Em declarações à agência Lusa, o secretário de Estado das Comunidades Portuguesas, Emídio Sousa, explicou que as autoridades portuguesas têm mantido contactos permanentes com a embaixada, os consulados e representantes da comunidade portuguesa no país sul-americano para acompanhar a evolução da situação.
Apesar de não haver, para já, notícias de portugueses afetados, o governante reconheceu que o cenário permanece complexo devido aos danos provocados pelos abalos, incluindo o colapso de edifícios em algumas zonas. Por esse motivo, não é ainda possível excluir a existência de vítimas de nacionalidade portuguesa.
Segundo Emídio Sousa, as autoridades portuguesas não receberam pedidos de ajuda por parte de residentes portugueses na Venezuela. No entanto, vários familiares em Portugal procuraram obter informações sobre os seus entes queridos, manifestando preocupação com os acontecimentos.

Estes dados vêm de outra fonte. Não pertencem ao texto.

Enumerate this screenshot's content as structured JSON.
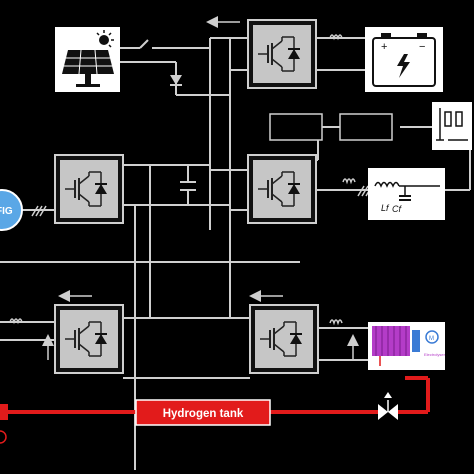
{
  "labels": {
    "generator": "FIG",
    "hydrogen_tank": "Hydrogen tank",
    "electrolyser_caption": "Electrolyser",
    "battery_plus": "+",
    "battery_minus": "−",
    "lc_filter_l": "Lf",
    "lc_filter_c": "Cf",
    "electrolyser_motor": "M"
  },
  "colors": {
    "background": "#000000",
    "wire": "#cfcfcf",
    "converter_fill": "#c6c6c6",
    "hydrogen_pipe": "#e21b1b",
    "electrolyser": "#b43cc8",
    "generator_fill": "#5aa7e6"
  },
  "icons": {
    "solar": "solar-panel-icon",
    "battery": "battery-icon",
    "filter": "lc-filter-icon",
    "load": "rl-load-icon",
    "electrolyser": "electrolyser-icon",
    "valve": "valve-icon",
    "generator": "generator-icon"
  }
}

O Governo encontra-se igualmente a avaliar formas de apoio às operações de emergência e resgate, embora as dificuldades logísticas sejam significativas devido ao encerramento de infraestruturas, incluindo aeroportos.

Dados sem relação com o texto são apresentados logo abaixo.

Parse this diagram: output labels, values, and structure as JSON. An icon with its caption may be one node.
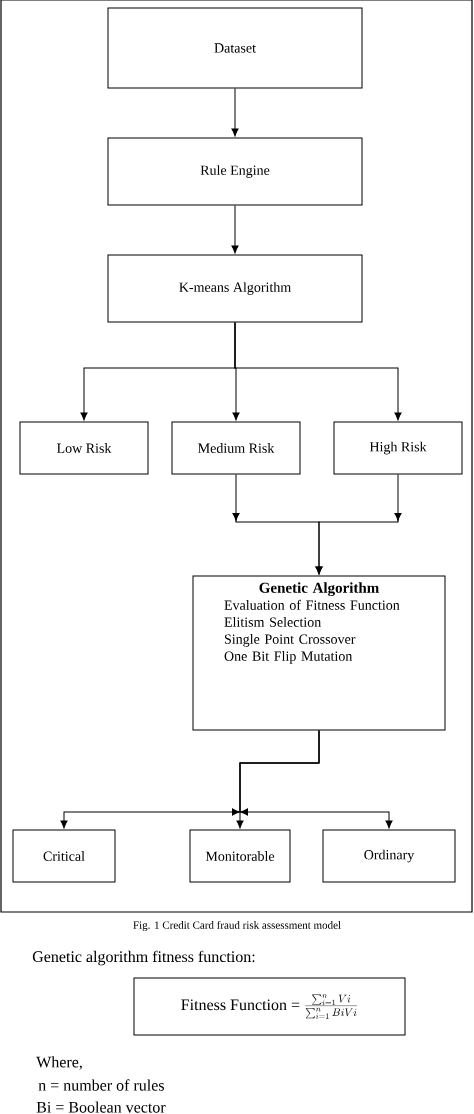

De acordo com as autoridades venezuelanas, os dois sismos, registados com apenas 39 segundos de diferença, provocaram pelo menos 32 mortos e mais de 700 feridos. A região de La Guaira, localizada no norte do país e próxima da capital, Caracas, foi identificada como a área mais afetada, tendo sido declarada zona de desastre.
As operações de busca e salvamento continuam no terreno, enquanto as autoridades admitem que o número de vítimas poderá aumentar nas próximas horas.